We are also looking to encourage the planting of rice, Bharath told farmers at a meeting in Santa Flora. Currently we are only producing five per cent of the rice we eat in Trinidad and Tobago.
Of the three staples that command a healthy slice of this country's $4 billion food import bill, rice is the only one that we produce here. It's also the only one that isn't a real candidate for taste replacement. Campaigns to displace wheat and Irish potato on local menus with locally grown replacements made from root crops like cassava and sweet potato won't easily replace the national appetite for rice.
Any effort to encourage a potato replacement in the local diet and increase rice and chicken production locally is likely to make a real dent in food imports and dramatically increase food security. Just shy of a year ago, in April 2011, Food Production Minister Vasant Bharath accurately identified this shortfall and the need to act to pluck this low hanging fruit on the agricultural agenda.
"We are also looking to encourage the planting of rice," Bharath told farmers at a meeting in Santa Flora. "Currently we are only producing five per cent of the rice we eat in Trinidad and Tobago." That percentage is a sharp drop from the 30 percent of the market that local producers supplied ten years and represents a dangerous dependency on import sources, which are themselves beginning to curtail their export volume. The simple truth is that we are now players in a world in which exported food on the global market is likely to diminish as nations, even large producers, seek to satisfy their internal demand fully first.
Minister Bharath has agreed that the key issues facing rice farmers are land, technology implementation, specifically greater use of automation, and the cost of creating efficient irrigation systems. So how, then, did we get to a position in which 15 rice farmers are owed $1 million by National Flour Mills for 3,000 tonnes of their produce for no less than three months?
One of the farmers, Zahir Akaloo, was open with the Sunday Guardian about his woes. He is deep in debt because of outstanding payments which he claims are as high as $400,000. He owes banks, chemical shops, a mosque, several banks and members of his family and is working his 900 acres on a shoestring.
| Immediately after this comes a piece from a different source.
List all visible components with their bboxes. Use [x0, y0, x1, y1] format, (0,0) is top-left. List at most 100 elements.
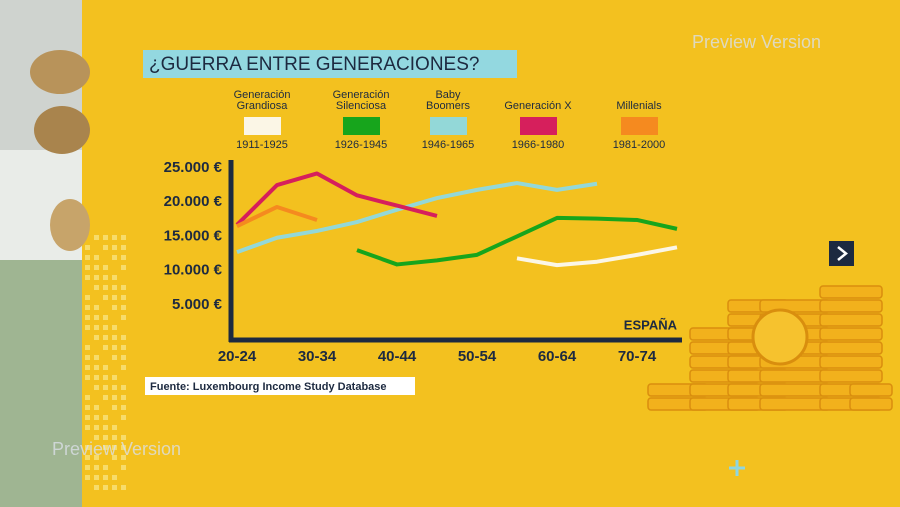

Akaloo expects the crop to be half of its capacity because he can't afford to tend the crop properly.
The farmers, just a few of the 6,000 believed to remain in the rice business, continue to deal with many problems identified by Minister Bharath a year before. According to the farmers, a dam at Hydraulic Road, Caroni is supposed to deliver water to the rice fields but the arrangement has not been successful. Combine harvesters for rice run $1.3 million each and farmers are finding it difficult to repay loans for these items as well.
The NFM, for its part, has told the farmers that it is awaiting the disbursement of money from the Government. Minister Bharath has been a vocal supporter of the cause of farmers from early in his appointment. He took a politically risky position in favour of farmers who had their crops bulldozed by the Housing Development Company in April 2011.
That support needs to now be delivered as more infrastructure boots in the mud and greater priority given to prompt and efficient support of farming initiatives. The country is still to be advised on the status of the boldest initiative announced so far, a local megafarm project to be run by Two Brothers a Guyanese rice-growing consortium. Will this megafarm initiative offer fresh guidelines and best practices that could be turned to the advantage of smaller local producers?
Where the Government has made decisive and fully engaged interventions in local agriculture, specifically in projects at Vega de Oropouche, Mora Allotment, La Compensation and Esmeralda, the projects have added value and been welcomed by farmers. It seems surprising that in managing a key staple like rice, particularly after continuing complaints from farmers in this critical branch of the agricultural sector, the Ministry of Food Production, Land and Marine Affairs has not been more visibly active.